地位も名誉もあり、有名なコラムニストでもあるライデガーが語る一人ごとで映画が始まる。間もなくこの家に刑事がやってくるという。ライデガーの愛する女性ローラが殺害されたのだ。しかも顔面に向けられた鹿撃ち銃という酷い殺され方。ライデガーは自分の自慢話及び、庶民を見下すような言葉を語りながら刑事を待つ。やってきたのは、敏腕刑事で有名なマイク・マクファーソン。彼は遠慮なくズケズケとライデガーに迫っていく。

2人でローラの殺された事件現場に行き、そこでローラの婚約者だと名乗るジェルビー・カーペンターと出会う。ライデガーが呼んだのだという。こうして、殺人事件の捜査と並行し、ローラの人となりが語られ始める。

犯人はシェルビーか、誰なのか全く見えてこない。

ローラは、その強引な仕事ぶりで、ライデガーに接近し、信頼を得て行った。そして、そんなローラをライデガーは目にかけ、社交界に出し、様々にバックアップして磨き上げたのである。
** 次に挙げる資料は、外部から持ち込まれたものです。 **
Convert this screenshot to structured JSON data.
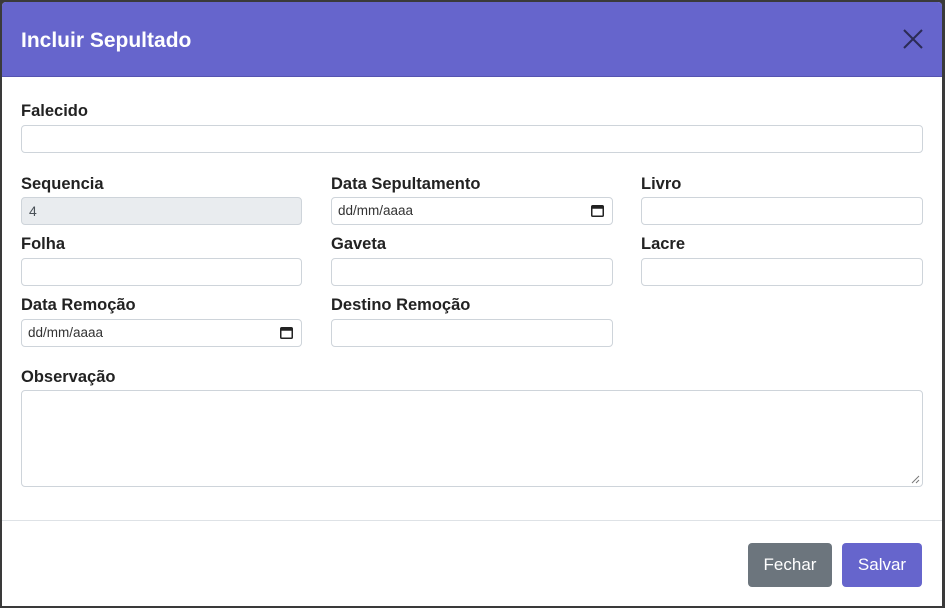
{
  "modal": {
    "title": "Incluir Sepultado"
  },
  "form": {
    "falecido_label": "Falecido",
    "falecido_value": "",
    "sequencia_label": "Sequencia",
    "sequencia_value": "4",
    "data_sepultamento_label": "Data Sepultamento",
    "data_sepultamento_value": "dd/mm/aaaa",
    "livro_label": "Livro",
    "livro_value": "",
    "folha_label": "Folha",
    "folha_value": "",
    "gaveta_label": "Gaveta",
    "gaveta_value": "",
    "lacre_label": "Lacre",
    "lacre_value": "",
    "data_remocao_label": "Data Remoção",
    "data_remocao_value": "dd/mm/aaaa",
    "destino_remocao_label": "Destino Remoção",
    "destino_remocao_value": "",
    "observacao_label": "Observação",
    "observacao_value": ""
  },
  "footer": {
    "close_label": "Fechar",
    "save_label": "Salvar"
  },
  "colors": {
    "header": "#6665cc",
    "save_button": "#6665cc",
    "close_button": "#6c757d"
  },
  "icons": {
    "close": "close-icon",
    "calendar": "calendar-icon",
    "resize": "resize-handle-icon"
  }
}
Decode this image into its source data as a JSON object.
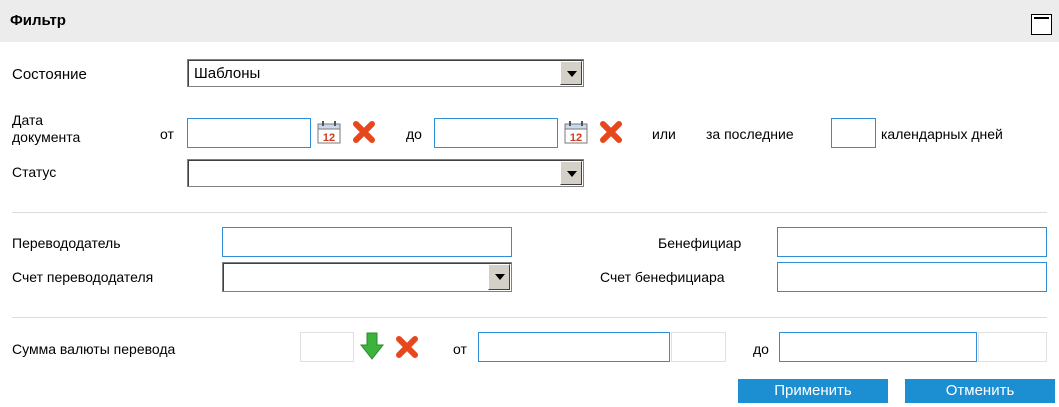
{
  "filter": {
    "title": "Фильтр",
    "state": {
      "label": "Состояние",
      "value": "Шаблоны"
    },
    "doc_date": {
      "label_line1": "Дата",
      "label_line2": "документа",
      "from_label": "от",
      "to_label": "до",
      "or_label": "или",
      "last_label": "за последние",
      "days_label": "календарных дней",
      "from_value": "",
      "to_value": "",
      "days_value": ""
    },
    "status": {
      "label": "Статус",
      "value": ""
    },
    "sender": {
      "label": "Перевододатель",
      "value": ""
    },
    "sender_account": {
      "label": "Счет перевододателя",
      "value": ""
    },
    "beneficiary": {
      "label": "Бенефициар",
      "value": ""
    },
    "beneficiary_account": {
      "label": "Счет бенефициара",
      "value": ""
    },
    "amount": {
      "label": "Сумма валюты перевода",
      "from_label": "от",
      "to_label": "до",
      "currency_value": "",
      "from_value": "",
      "to_value": ""
    },
    "buttons": {
      "apply": "Применить",
      "cancel": "Отменить"
    },
    "colors": {
      "accent": "#1b8fd2",
      "input_border": "#2f8fd6",
      "header_bg": "#ececec",
      "clear_red": "#e8461c",
      "arrow_green": "#3cb43c"
    }
  }
}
やがて、ライデガーはローラに近づく男たちをことごとく蹴落としていく。

糸口が見えない中、ローラの家で眠ってしまったマイクは、ふと目をさますと、目の前にローラがいた。実は殺されたのはローラの知人でシェルビーとも親しかったダイアンだとわかる。こうして物語は後半に流れる。この手際良さが実にうまいのだ。

マイクは、次第にことの真相が見えてきていた。ライデガーがローラに送った柱時計と同じものがライデガーの家にもあり、忍び込んだマイクがその時計の隠し扉の裏をみるが何もない。そして、ローラの家の時計の隠し扉の後ろに凶器の銃を発見する。

ローラが犯人ではないことはわかっていたこともあり、ライデガーが犯人と確信する。ライデガーは、ローラがシェルビーなど他の男のものになることを恐れ、自分で独り占めにするべく殺害を計画した。しかし、たまたまローラの部屋でシェルビーと待ち合わせていたダイアンを撃ってしまったのだった。

クライマックス、マイクはことの真相をローラに話し、キスをして、明日ライデガーを逮捕する旨告げてローラの家を出るのだが、一足先に帰されたライデガーがそれを盗み聞きし、隠れて、ローラを撃つべく舞い戻るが、すんでのところでマイクが部屋に戻り、ライデガーを撃ち殺し、大団円となる。

本当に、よく書き込まれている脚本のうまさもさることながら、たたみ込むようなクライマックスの見せ方もうまい。これぞフィルムノワールという一本だった気がします。面白かった。